His output continued to be prolific with a 1989 novel, The Russia House, marking the end of the Cold War, and the reappearance of George Smiley in The Secret Pilgrim in 1991.

The 1996 novel, Tailor of Panama was inspired by the Graham Greene story, Our Man in Havana, while The Constant Gardener, published in 2000, saw him switch his attention to corruption in Africa.

In 2003 he joined a number of writers attacking the US led invasion of Iraq in an essay entitled, The United States of America Has Gone Mad.

«How Bush and his junta succeeded in deflecting America’s anger from bin Laden to Saddam Hussein is one of the great public relations conjuring tricks of history», he wrote.

His remarks probably contributed to accusations of anti-American bias in his 2004 book Absolute Friends, an examination of the lives of two radicals from 1960s America, coming to terms with advancing age.
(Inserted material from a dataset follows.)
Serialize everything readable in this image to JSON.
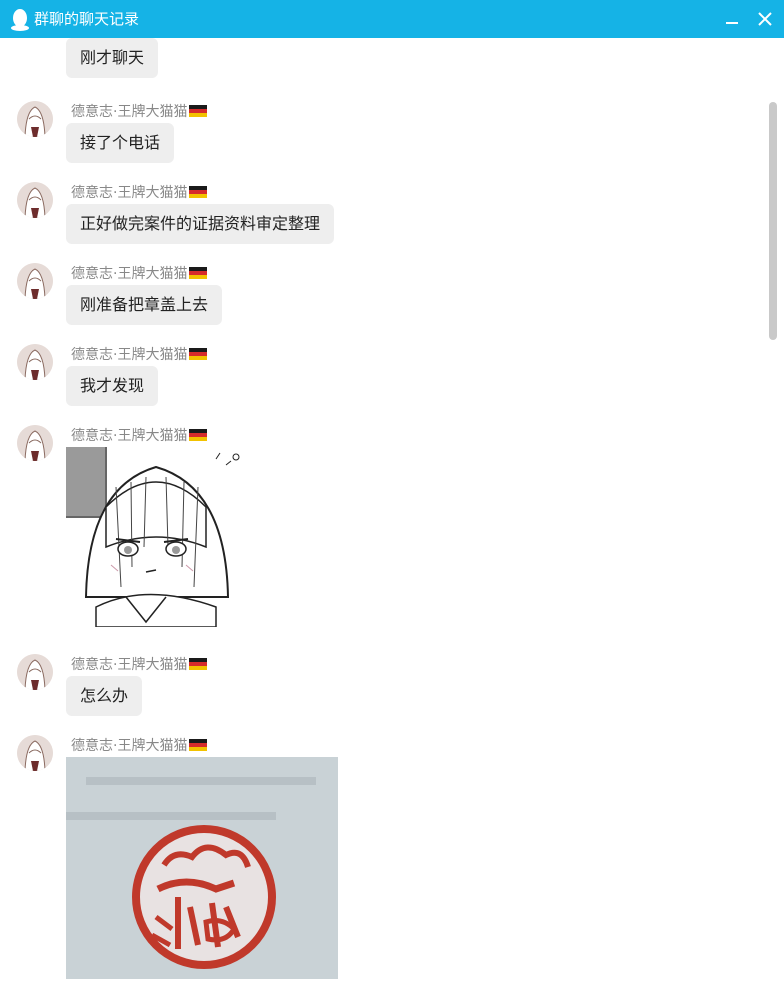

In 2006 his 20th novel, Mission Song, detailed the sometimes complex relationships between business and politics in the Congo.

Notably self-disparaging about his own achievements he consistently refused honours, insisting that there would never be a Sir David Cornwell.

«A good writer is an expert on nothing except himself», he once said. «And on that subject, if he is wise, he holds his tongue».